Ive tried unsuccessfully to trap the job executor SQL query when this condition occurs - perhaps you may have better luck. Ive not been able to consistently produce the behaviour, particularly when Im logging the DB queries…

regards

Rob

Hi Stephen,

You can get more useful log output when you set the following loggers to DEBUG:

  • org.camunda.bpm.engine.jobexecutor
  • org.camunda.bpm.engine.impl.persistence.entity.JobEntity

This will log things like when the job acquisition queries for jobs, etc.

edit: also, which Camunda version do you use?

Cheers,
Thorben

@thorben this is occurring on 7.6.

How do you set those specific loggers to DEBUG on shared engine?

Which application server do you use?

Running on Tomcat.

(Updated the first post with same information for future ref)

Add these lines to ${CATALINA_HOME}/conf/logging.properties:

org.camunda.bpm.engine.jobexecutor.level=ALL
org.camunda.bpm.engine.impl.persistence.entity.JobEntity.level=ALL

In the mean time, I have grabed some snippets of the logs:

After the last time, the logs stopped and no jobs were being added or executed.

After restarting the container, it started camunda back up, added jobs, but did not execute any.

I’m afraid the log is not so useful without the SQL statements being logged. The latter would tell us exactly when and how the engine queries for jobs.

@thorben

Here are the logs from restarting the container after making the changes to the logging.porperties file as mentioned in: Job Executor hangs or stops acquiring jobs? (solved: HTTP-Connector stuck in endless job due to long http request/no response) - #11 by thorben

Anywhere you see things like “--------------------”, this is removal of identifying info.

As the logs progress, you see that it looks for jobs but does not find any.

But you can see the jobs are waiting:

Few things i noticed that:

  1. Calling up the active job through the REST for the process instance shows a normal looking process (a payload you would expect).

  2. If i try and manually execute the job from the Start Event, it will execute the transaction and then wait at the task (in this case, the service task which is running HTTP-connector). When i manually execute the second job (the service task), I never receive a response from the server. I am using Postman, and it just runs “forever”, never seems to timeout or provide a server error.
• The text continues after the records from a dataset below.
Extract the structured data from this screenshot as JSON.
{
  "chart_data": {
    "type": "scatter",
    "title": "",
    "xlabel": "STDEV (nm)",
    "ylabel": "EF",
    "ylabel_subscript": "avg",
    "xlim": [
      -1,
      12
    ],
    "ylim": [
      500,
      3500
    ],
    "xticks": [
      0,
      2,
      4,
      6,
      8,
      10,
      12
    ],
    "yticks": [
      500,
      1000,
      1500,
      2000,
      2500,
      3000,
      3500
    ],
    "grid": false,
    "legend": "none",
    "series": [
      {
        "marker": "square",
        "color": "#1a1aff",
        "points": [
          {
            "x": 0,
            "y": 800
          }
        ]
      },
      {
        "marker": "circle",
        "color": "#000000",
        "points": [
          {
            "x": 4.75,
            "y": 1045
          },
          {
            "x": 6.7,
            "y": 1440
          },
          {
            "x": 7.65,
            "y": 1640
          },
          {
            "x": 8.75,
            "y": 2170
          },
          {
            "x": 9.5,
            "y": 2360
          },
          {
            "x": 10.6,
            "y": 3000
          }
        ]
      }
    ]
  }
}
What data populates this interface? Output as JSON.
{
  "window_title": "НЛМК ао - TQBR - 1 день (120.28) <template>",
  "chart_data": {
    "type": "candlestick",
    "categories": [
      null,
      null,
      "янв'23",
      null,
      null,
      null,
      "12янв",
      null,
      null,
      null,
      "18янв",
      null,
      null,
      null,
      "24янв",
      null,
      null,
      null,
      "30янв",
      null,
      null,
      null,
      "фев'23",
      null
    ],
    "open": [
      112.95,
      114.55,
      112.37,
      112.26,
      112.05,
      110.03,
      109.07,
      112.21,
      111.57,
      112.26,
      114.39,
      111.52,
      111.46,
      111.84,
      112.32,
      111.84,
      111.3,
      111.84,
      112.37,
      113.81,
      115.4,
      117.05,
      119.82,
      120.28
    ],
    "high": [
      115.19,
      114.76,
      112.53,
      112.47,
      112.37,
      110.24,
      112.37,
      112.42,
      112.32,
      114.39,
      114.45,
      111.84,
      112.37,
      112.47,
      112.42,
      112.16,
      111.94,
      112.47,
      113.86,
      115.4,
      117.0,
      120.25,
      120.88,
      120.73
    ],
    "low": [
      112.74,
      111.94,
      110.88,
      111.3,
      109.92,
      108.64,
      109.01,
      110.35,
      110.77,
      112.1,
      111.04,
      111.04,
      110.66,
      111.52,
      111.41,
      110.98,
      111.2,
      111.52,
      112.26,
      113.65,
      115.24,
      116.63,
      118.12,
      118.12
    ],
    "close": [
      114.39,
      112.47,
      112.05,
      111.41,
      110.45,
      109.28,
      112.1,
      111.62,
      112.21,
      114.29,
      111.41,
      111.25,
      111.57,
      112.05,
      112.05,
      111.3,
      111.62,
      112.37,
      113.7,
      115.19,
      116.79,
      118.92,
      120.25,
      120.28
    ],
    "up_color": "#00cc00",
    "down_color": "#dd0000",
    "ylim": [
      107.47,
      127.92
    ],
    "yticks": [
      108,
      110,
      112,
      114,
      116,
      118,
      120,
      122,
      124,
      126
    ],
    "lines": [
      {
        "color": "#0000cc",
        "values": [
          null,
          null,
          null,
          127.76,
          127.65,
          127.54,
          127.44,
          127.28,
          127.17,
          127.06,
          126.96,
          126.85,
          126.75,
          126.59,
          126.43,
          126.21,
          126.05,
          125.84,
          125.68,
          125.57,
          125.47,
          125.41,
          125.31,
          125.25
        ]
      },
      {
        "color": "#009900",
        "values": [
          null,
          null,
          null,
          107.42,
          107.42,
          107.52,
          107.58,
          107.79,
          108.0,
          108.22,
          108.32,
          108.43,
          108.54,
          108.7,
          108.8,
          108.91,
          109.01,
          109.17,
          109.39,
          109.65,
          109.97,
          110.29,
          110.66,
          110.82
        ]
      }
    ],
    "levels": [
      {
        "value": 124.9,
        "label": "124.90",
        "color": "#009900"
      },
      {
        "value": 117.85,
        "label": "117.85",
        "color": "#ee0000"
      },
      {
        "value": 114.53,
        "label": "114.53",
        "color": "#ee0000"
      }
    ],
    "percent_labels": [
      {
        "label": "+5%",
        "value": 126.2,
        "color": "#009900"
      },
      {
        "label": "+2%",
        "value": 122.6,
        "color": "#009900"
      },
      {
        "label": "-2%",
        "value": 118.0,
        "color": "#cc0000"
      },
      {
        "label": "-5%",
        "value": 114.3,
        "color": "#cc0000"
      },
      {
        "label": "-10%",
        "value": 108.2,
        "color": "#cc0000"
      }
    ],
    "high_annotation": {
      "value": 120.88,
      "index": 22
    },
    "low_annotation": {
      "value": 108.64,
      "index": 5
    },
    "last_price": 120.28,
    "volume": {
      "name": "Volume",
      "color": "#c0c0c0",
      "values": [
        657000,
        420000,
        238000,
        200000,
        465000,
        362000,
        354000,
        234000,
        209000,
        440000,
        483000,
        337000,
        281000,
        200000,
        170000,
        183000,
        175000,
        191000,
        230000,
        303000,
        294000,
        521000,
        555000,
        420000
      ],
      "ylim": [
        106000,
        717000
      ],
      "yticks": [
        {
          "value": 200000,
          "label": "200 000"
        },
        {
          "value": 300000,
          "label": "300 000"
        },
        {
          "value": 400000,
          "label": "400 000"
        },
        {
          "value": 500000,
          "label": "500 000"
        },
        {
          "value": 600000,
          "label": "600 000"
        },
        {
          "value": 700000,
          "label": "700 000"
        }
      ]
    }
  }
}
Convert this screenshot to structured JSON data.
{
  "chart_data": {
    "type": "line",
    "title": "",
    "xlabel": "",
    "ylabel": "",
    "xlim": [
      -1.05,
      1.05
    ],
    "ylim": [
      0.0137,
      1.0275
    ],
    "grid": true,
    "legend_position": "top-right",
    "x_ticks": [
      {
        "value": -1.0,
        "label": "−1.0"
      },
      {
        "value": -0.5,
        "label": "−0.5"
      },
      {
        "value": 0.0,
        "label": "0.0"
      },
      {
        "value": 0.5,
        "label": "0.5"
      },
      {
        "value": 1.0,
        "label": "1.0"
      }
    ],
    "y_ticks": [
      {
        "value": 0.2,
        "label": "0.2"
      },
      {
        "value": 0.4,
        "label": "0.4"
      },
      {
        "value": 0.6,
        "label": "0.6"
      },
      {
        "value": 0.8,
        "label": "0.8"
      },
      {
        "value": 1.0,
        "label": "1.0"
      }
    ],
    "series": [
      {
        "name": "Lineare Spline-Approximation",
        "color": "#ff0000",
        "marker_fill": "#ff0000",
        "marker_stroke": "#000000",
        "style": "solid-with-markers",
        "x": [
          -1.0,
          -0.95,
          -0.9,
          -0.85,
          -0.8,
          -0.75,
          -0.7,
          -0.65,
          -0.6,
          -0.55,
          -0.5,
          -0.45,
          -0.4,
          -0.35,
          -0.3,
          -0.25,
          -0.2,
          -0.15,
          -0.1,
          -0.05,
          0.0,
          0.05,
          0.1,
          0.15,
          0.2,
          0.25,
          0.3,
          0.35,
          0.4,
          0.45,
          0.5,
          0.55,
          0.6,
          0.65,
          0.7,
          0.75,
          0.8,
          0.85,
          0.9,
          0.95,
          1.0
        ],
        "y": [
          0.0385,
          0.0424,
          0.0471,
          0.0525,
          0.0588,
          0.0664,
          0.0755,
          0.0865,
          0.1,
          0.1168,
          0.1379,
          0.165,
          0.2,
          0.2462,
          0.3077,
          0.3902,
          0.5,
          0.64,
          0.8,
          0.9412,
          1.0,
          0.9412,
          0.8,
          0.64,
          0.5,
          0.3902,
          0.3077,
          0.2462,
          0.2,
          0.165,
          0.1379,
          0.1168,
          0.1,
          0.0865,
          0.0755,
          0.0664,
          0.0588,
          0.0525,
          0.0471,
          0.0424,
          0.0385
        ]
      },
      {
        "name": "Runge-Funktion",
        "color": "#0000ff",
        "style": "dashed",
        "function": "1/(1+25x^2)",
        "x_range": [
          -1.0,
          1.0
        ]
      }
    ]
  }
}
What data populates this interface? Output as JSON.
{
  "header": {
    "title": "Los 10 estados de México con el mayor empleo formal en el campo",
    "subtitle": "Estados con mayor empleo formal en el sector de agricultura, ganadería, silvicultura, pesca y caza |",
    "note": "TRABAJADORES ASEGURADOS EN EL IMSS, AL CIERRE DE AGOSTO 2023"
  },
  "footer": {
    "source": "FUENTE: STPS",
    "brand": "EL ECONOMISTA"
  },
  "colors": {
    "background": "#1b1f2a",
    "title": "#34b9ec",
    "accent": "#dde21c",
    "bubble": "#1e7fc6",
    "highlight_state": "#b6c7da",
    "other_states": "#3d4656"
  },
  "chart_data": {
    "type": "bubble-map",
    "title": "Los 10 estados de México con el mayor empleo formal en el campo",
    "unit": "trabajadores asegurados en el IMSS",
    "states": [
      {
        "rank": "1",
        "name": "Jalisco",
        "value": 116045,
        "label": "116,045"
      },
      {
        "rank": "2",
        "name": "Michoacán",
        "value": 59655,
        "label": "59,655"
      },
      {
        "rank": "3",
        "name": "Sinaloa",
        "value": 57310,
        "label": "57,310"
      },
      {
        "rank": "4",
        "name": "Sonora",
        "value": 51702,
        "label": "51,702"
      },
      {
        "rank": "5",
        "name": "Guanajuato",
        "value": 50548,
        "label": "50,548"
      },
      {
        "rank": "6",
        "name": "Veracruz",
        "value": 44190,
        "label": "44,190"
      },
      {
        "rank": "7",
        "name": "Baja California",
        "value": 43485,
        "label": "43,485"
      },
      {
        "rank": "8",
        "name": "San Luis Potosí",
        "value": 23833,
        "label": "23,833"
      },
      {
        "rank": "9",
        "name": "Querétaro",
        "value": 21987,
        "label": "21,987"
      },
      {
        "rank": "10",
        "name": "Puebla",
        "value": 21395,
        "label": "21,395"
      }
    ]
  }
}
There is a lot of HTTP-Connector usage in the process definition. Is there a possible connecting with http-connector using up resources? I have my doubts about this given that the logs show the executor looking for jobs but finding none (even for jobs that are waiting as a start event).

Edit:

Further Context:
Just noticed that if you manually execute a job that is stuck as the Start Event, the execution of the job does not show up in the logs. Is this normal? @thorben
If i try to execute the job a second time (after the job has already been completed), i get a InvalidRequestException and the error shows up in the logs.

@thorben is there a way to see which jobs are currently being processed by the executor? (through the api? or?)

For the loggers that we activated, this is normal. Another useful logger is org.camunda.bpm.engine.cmd which logs whenever the engine begins and finishes commands. This logger should write something whenever you start executing a job.

This (and the exceptions in you log file) sounds very much like the HTTP requests take a long time and therefore consume all the job executor’s threads. In this case, the job acquisition thread slows down and acquires less jobs or no jobs at all until jobs can be executed again.

Could you check if your HTTP endpoint is generally slow? You can also configure connect to use a timeout when making requests, so you the jobs should fail in this case and free the execution resources. See HTTP Connector | docs.camunda.org and http://www.baeldung.com/httpclient-timeout (section 4) for an example.

Cheers,
Thorben

1 Like

Does http-connector have a default timeout set?

No. See https://hc.apache.org/httpcomponents-client-ga/httpclient/apidocs/org/apache/http/client/config/RequestConfig.html for the individual request configuration options and their defaults.

So ran some further tests and doing curl or wget directly from shell of camunda server to the HTTP endpoints that http-connector are connecting to provided consistently fast responses.

@thorben which exception in the log file are you referring to?